Emotions flipped through him as wind does a picture book. In the space of a moment he was so relieved to see a familiar face, angry at her leaving home, disappointed at having to look after her now, and, most pressingly, afraid. She was barely old enough to know the ways of the world and her own body, she couldn’t survive this journey alone, and maybe not with him either.


Her panicked eyes met his own and he considered every possible thing to scream at her, but instead he sighed and gripped her in a tight embrace. He was so focused on crossing that initial threshold that he hadn’t even noticed his sister amidst the crowd. Or maybe she didn’t want to be seen.


“I am happy to see you, sister. But also so…” He decided not to voice the fears of the terrible ends she might meet out in the wilds of the Trail. He pulled back and tried to find a way forward without terrorizing her. He stood up with her. “What are you doing here? Is something the matter with Mother and Father?”


“No, Tey, they’re perfectly fine.”


“Do they even know you’re gone?”


“I left a note,” she clucked, her grin returning. All those nights of carefully scrubbing her teeth with thistlereeds and moonwax had given her a shiny, beautiful smile.


“A note?” he whiffed. “What did it read? ‘Dear Mother and Father, left to go get eaten by a Snarle, entrails to be sent back later, Love Kessa’?”


“You are way over the sun, Tey. I just told them I was going to find you. Besides, there aren’t any Snarles around here.”

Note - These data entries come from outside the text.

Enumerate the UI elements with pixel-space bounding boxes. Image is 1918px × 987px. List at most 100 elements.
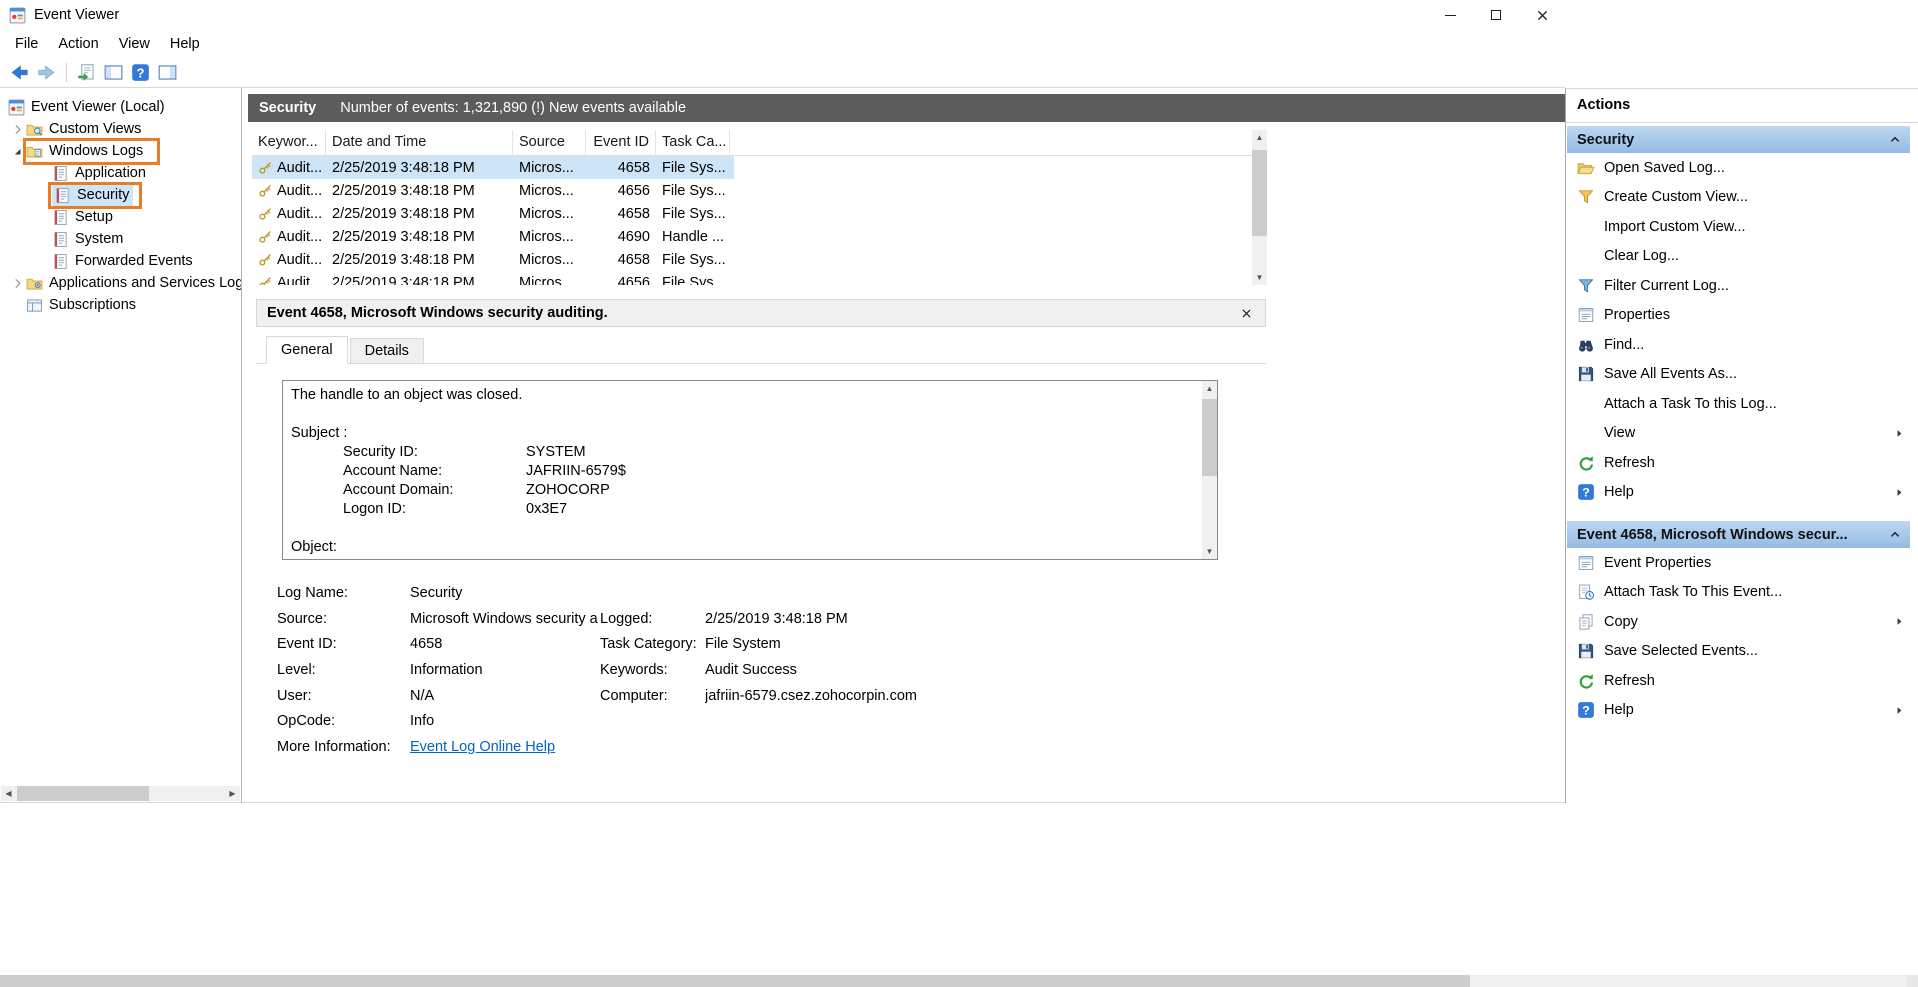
blank-icon — [1577, 424, 1595, 442]
action-event-properties[interactable]: Event Properties — [1566, 548, 1910, 578]
column-header-event-id[interactable]: Event ID — [586, 130, 656, 155]
minimize-icon — [1445, 15, 1456, 16]
back-button[interactable] — [6, 60, 33, 85]
expand-chevron-icon[interactable] — [8, 143, 26, 159]
scroll-left-button[interactable]: ◀ — [1, 786, 16, 801]
tree-item-application[interactable]: Application — [0, 162, 241, 184]
tree-item-setup[interactable]: Setup — [0, 206, 241, 228]
maximize-button[interactable] — [1473, 0, 1519, 30]
console-tree-toggle-button[interactable] — [100, 60, 127, 85]
column-header-source[interactable]: Source — [513, 130, 586, 155]
scroll-down-button[interactable]: ▼ — [1202, 544, 1217, 559]
event-description-box[interactable]: The handle to an object was closed. Subj… — [282, 380, 1218, 560]
action-create-custom-view[interactable]: Create Custom View... — [1566, 183, 1910, 213]
collapse-section-chevron-icon[interactable] — [1888, 133, 1902, 147]
collapse-chevron-icon[interactable] — [8, 275, 26, 291]
minimize-button[interactable] — [1427, 0, 1473, 30]
tree-horizontal-scrollbar[interactable]: ◀ ▶ — [1, 786, 240, 801]
action-find[interactable]: Find... — [1566, 330, 1910, 360]
description-intro: The handle to an object was closed. — [291, 386, 1193, 405]
cell-source: Micros... — [513, 206, 586, 222]
close-button[interactable] — [1519, 0, 1565, 30]
field-label: Level: — [277, 662, 410, 678]
description-scrollbar[interactable]: ▲ ▼ — [1202, 381, 1217, 559]
action-filter-current-log[interactable]: Filter Current Log... — [1566, 271, 1910, 301]
tree-item-applications-services-logs[interactable]: Applications and Services Log — [0, 272, 241, 294]
scroll-thumb[interactable] — [1202, 399, 1217, 476]
event-row[interactable]: Audit... 2/25/2019 3:48:18 PM Micros... … — [252, 225, 734, 248]
cell-task-category: Handle ... — [656, 229, 730, 245]
event-row[interactable]: Audit... 2/25/2019 3:48:18 PM Micros... … — [252, 248, 734, 271]
column-header-keywords[interactable]: Keywor... — [252, 130, 326, 155]
menubar: File Action View Help — [0, 30, 1565, 57]
scroll-thumb[interactable] — [0, 975, 1470, 987]
event-row[interactable]: Audit... 2/25/2019 3:48:18 PM Micros... … — [252, 179, 734, 202]
close-icon — [1535, 8, 1550, 23]
field-label: Event ID: — [277, 636, 410, 652]
tree-item-system[interactable]: System — [0, 228, 241, 250]
scroll-up-button[interactable]: ▲ — [1252, 130, 1267, 145]
export-list-button[interactable] — [73, 60, 100, 85]
console-tree-toggle-icon — [104, 63, 123, 82]
preview-close-button[interactable] — [1237, 304, 1255, 322]
event-row[interactable]: Audit... 2/25/2019 3:48:18 PM Micros... … — [252, 271, 734, 285]
column-header-task-category[interactable]: Task Ca... — [656, 130, 730, 155]
actions-section-header-event[interactable]: Event 4658, Microsoft Windows secur... — [1567, 521, 1910, 548]
action-attach-task-to-event[interactable]: Attach Task To This Event... — [1566, 578, 1910, 608]
action-label: Filter Current Log... — [1604, 278, 1910, 294]
scroll-down-button[interactable]: ▼ — [1252, 270, 1267, 285]
scroll-thumb[interactable] — [1252, 150, 1267, 236]
action-save-selected-events[interactable]: Save Selected Events... — [1566, 637, 1910, 667]
forward-button[interactable] — [33, 60, 60, 85]
action-properties[interactable]: Properties — [1566, 301, 1910, 331]
event-log-online-help-link[interactable]: Event Log Online Help — [410, 739, 600, 755]
description-field-value: Security — [526, 558, 578, 560]
action-clear-log[interactable]: Clear Log... — [1566, 242, 1910, 272]
column-header-date-and-time[interactable]: Date and Time — [326, 130, 513, 155]
tree-item-subscriptions[interactable]: Subscriptions — [0, 294, 241, 316]
action-help[interactable]: Help — [1566, 478, 1910, 508]
action-help-event[interactable]: Help — [1566, 696, 1910, 726]
toolbar — [0, 57, 1565, 88]
scroll-right-button[interactable]: ▶ — [225, 786, 240, 801]
collapse-section-chevron-icon[interactable] — [1888, 528, 1902, 542]
scroll-up-button[interactable]: ▲ — [1202, 381, 1217, 396]
action-import-custom-view[interactable]: Import Custom View... — [1566, 212, 1910, 242]
action-pane-toggle-button[interactable] — [154, 60, 181, 85]
menu-item-action[interactable]: Action — [48, 33, 108, 55]
event-row[interactable]: Audit... 2/25/2019 3:48:18 PM Micros... … — [252, 202, 734, 225]
tree-item-label: Subscriptions — [49, 297, 136, 313]
collapse-chevron-icon[interactable] — [8, 121, 26, 137]
cell-task-category: File Sys... — [656, 252, 730, 268]
action-label: Attach Task To This Event... — [1604, 584, 1910, 600]
tree-item-security[interactable]: Security — [0, 184, 241, 206]
tab-details[interactable]: Details — [350, 338, 424, 364]
action-refresh[interactable]: Refresh — [1566, 448, 1910, 478]
action-open-saved-log[interactable]: Open Saved Log... — [1566, 153, 1910, 183]
field-label: More Information: — [277, 739, 410, 755]
event-list-scrollbar[interactable]: ▲ ▼ — [1252, 130, 1267, 285]
tree-item-windows-logs[interactable]: Windows Logs — [0, 140, 241, 162]
tab-general[interactable]: General — [266, 336, 348, 364]
menu-item-view[interactable]: View — [109, 33, 160, 55]
action-copy[interactable]: Copy — [1566, 607, 1910, 637]
tree-item-label: Custom Views — [49, 121, 141, 137]
action-refresh-event[interactable]: Refresh — [1566, 666, 1910, 696]
tree-item-forwarded-events[interactable]: Forwarded Events — [0, 250, 241, 272]
cell-keywords: Audit... — [277, 252, 322, 268]
action-label: Attach a Task To this Log... — [1604, 396, 1910, 412]
page-horizontal-scrollbar[interactable] — [0, 975, 1918, 987]
menu-item-help[interactable]: Help — [160, 33, 210, 55]
actions-section-header-security[interactable]: Security — [1567, 126, 1910, 153]
scroll-thumb[interactable] — [17, 786, 149, 801]
event-row[interactable]: Audit... 2/25/2019 3:48:18 PM Micros... … — [252, 156, 734, 179]
tree-item-event-viewer-local[interactable]: Event Viewer (Local) — [0, 96, 241, 118]
action-save-all-events-as[interactable]: Save All Events As... — [1566, 360, 1910, 390]
action-view[interactable]: View — [1566, 419, 1910, 449]
help-button[interactable] — [127, 60, 154, 85]
tree-item-custom-views[interactable]: Custom Views — [0, 118, 241, 140]
menu-item-file[interactable]: File — [5, 33, 48, 55]
cell-date: 2/25/2019 3:48:18 PM — [326, 229, 513, 245]
description-field-value: 0x3E7 — [526, 501, 567, 517]
action-attach-task-to-log[interactable]: Attach a Task To this Log... — [1566, 389, 1910, 419]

“You’re right, there are a lot worse.” He wanted to say many more things, but with so many thoughts to share, he could only shake his head and turn his back to her as he moved towards the bend in the dirt trail that met the far edge of the platform and descended to the Valley below. “Let’s go.”


Although they weren’t playing a game, Kessa nevertheless felt she’d won. She breathed in the sunlit air of mid-morning and spun around in a whirl of turquoise leaves before jogging after her older brother as they began walking the path together.